Juan Forero’s NYT articles used to get us all worked up; the Beeb’s and Reuter’s coverage prompted some of us to initiate formal claims before broadcasting watchdogs. In sum no one gave any importance nor consideration to our warnings. Worldwide-held rallies condemning the rise of authoritarianism in our country went unnoticed. Like Primo Levy, our accounts just could not be true, mind you a regime in modern day Venezuela building databases to prosecute its political foes? A Venezuelan administration in bed with Colombia’s narcoguerrilla? A Venezuelan president halting commercial and diplomatic relations with Colombia over the capture of a wanted terrorist and assassin? «Nah, it can not be, this Chavez chap was democratically elected…» or so went the reasoning of the imperturbed citizens of the world.
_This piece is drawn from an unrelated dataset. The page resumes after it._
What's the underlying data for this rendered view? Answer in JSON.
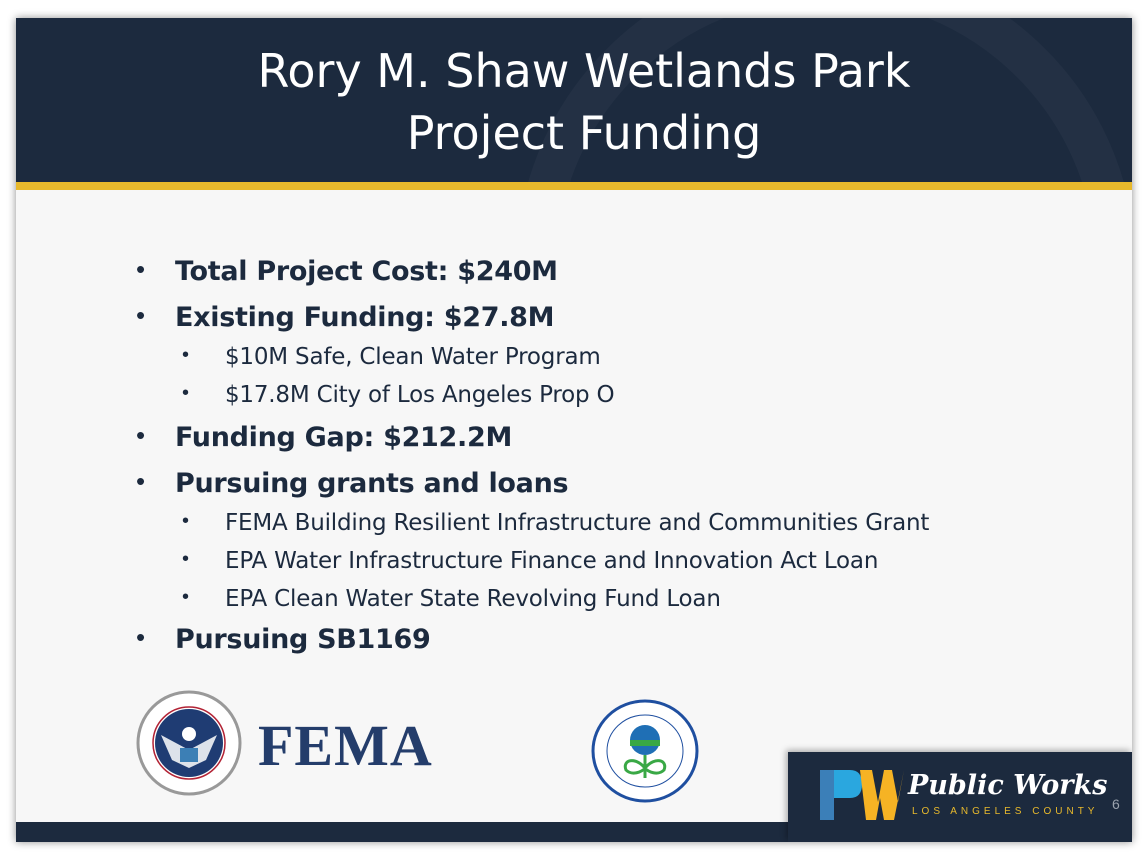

However the weather has turned and, quite frankly, I am extremely happy by the recent developments in Venezuela. I honestly wish for Chavez to carry on confiscating, nationalising, indebting PDVSA, building up his arsenal, shutting media, curtailing freedom, buying out entire countries, associating himself with notorious pariahs and spreading poverty and misery far and wide. All of us opponents of communism, totalitarianism, militarism and fascism ought to send a big thank you to the man that, single handedly, has proved all of our claims right. This man, the first 21st century democratically elected dictator; this pacifist, straight out from leading military coups, is on a very important crusade of global reach and should be left alone. We need him alive and in charge. We need him on TV, 24/7 if possible. We need him commanding Latin America’s armies, we need him expanding his ascendancy over the world’s resentful fanatics. We need him forging alliances with deranged Muslims. We need him providing sanctuary, logistics and support to Latin America’s narcoguerrillas. For the day when the whole hatred thing explodes and turns against him will come quicker. Let him be, bearing in mind that night’s darkest hour is that which precedes sunrise.